5.       During the 1920s, Canada faced competition from other wheat-exporting countries like Argentina and Australia.
a.        Canadian farmers lost some of their European customers forever, for the Argentine, which had been content to sell its crop at the going price, had for the first time in history outsold Canada
b.       This hurt Canada severely because wheat was the staple product.
6.       Western farmers were faced with terrible droughts in the summers of the late 1920s and early 1930s.
Dependence on the US
7.       65 per cent of our imports came from the US and 40 per cent of our exports went to the US.
a.        When the US economy began to weaken (markedly after the stock market crash), it was inevitable that the Canadian economy would suffer as well.
High Tariffs
8.       RB Bennett employed protective tariffs in 1930 as an attempt to protect home industries and bring the nation out of depression
a.        While the high tariffs might protect the domestic market, the market was not sufficiently large enough to consume enough manufactured goods to help Canada’s suffering economy.
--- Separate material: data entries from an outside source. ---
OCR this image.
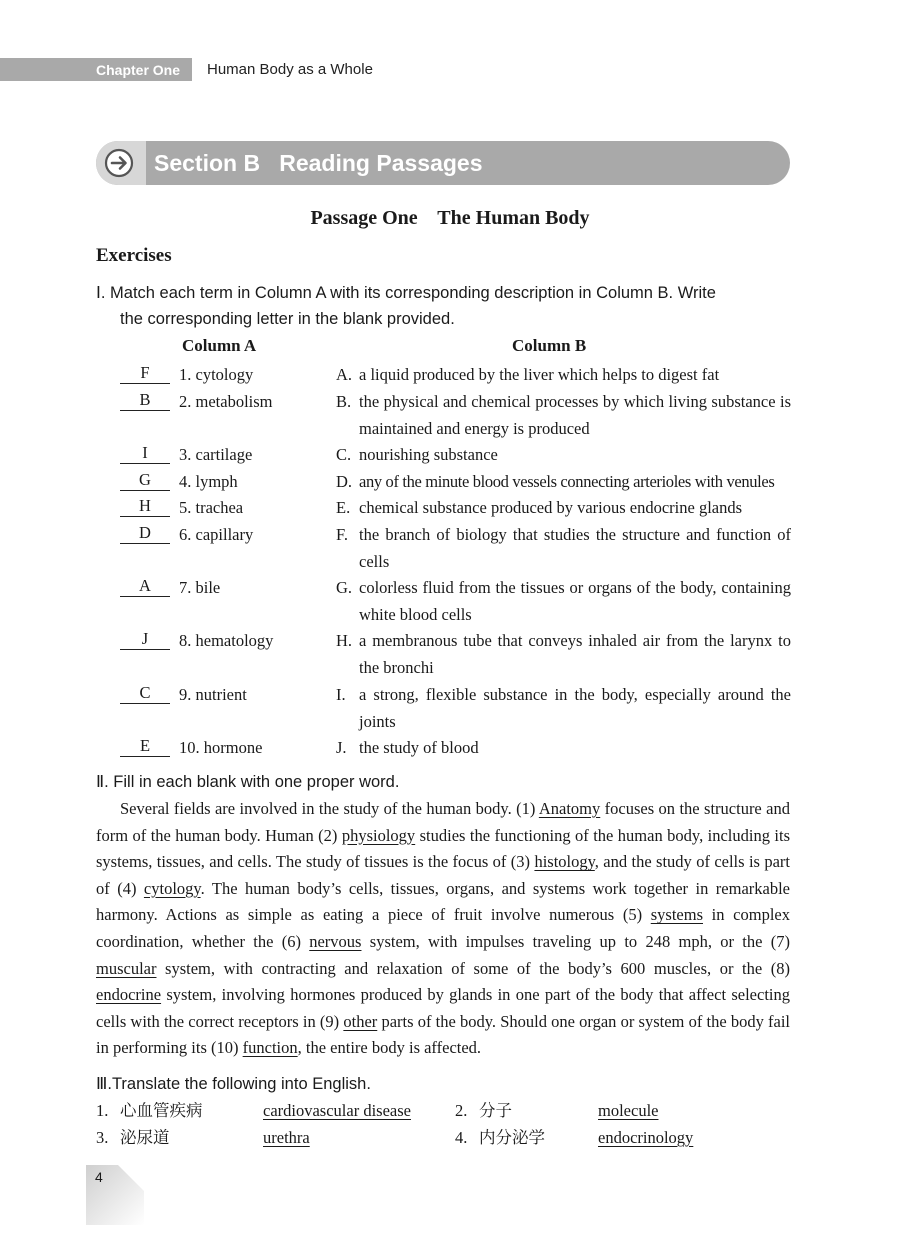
Chapter One Human Body as a Whole
Section B   Reading Passages
Passage One    The Human Body
Exercises
Ⅰ. Match each term in Column A with its corresponding description in Column B. Write
the corresponding letter in the blank provided.
Column A	Column B
F	1. cytology	A. a liquid produced by the liver which helps to digest fat
B	2. metabolism	B. the physical and chemical processes by which living substance is maintained and energy is produced
I	3. cartilage	C. nourishing substance
G	4. lymph	D. any of the minute blood vessels connecting arterioles with venules
H	5. trachea	E. chemical substance produced by various endocrine glands
D	6. capillary	F. the branch of biology that studies the structure and function of cells
A	7. bile	G. colorless fluid from the tissues or organs of the body, containing white blood cells
J	8. hematology	H. a membranous tube that conveys inhaled air from the larynx to the bronchi
C	9. nutrient	I. a strong, flexible substance in the body, especially around the joints
E	10. hormone	J. the study of blood
Ⅱ. Fill in each blank with one proper word.
Several fields are involved in the study of the human body. (1) Anatomy focuses on the structure and form of the human body. Human (2) physiology studies the functioning of the human body, including its systems, tissues, and cells. The study of tissues is the focus of (3) histology, and the study of cells is part of (4) cytology. The human body’s cells, tissues, organs, and systems work together in remarkable harmony. Actions as simple as eating a piece of fruit involve numerous (5) systems in complex coordination, whether the (6) nervous system, with impulses traveling up to 248 mph, or the (7) muscular system, with contracting and relaxation of some of the body’s 600 muscles, or the (8) endocrine system, involving hormones produced by glands in one part of the body that affect selecting cells with the correct receptors in (9) other parts of the body. Should one organ or system of the body fail in performing its (10) function, the entire body is affected.
Ⅲ.Translate the following into English.
1. 心血管疾病	cardiovascular disease	2. 分子	molecule
3. 泌尿道	urethra	4. 内分泌学	endocrinology
4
b.       In many cases, other nations retaliated with their own protective tariffs.
Reckless spending
9.       All throughout the 1920s, banks advertised credit buying with slogans such as “buy now, pay later.”
a.        Credit buying had become a well-established custom, and many  families got themselves into severe debt since they could not keep up with payments.
b.       Stocks

10.    On October 29 1929, the value of most stocks on the Toronto and Montreal stock exchange fell more than 50 per cent.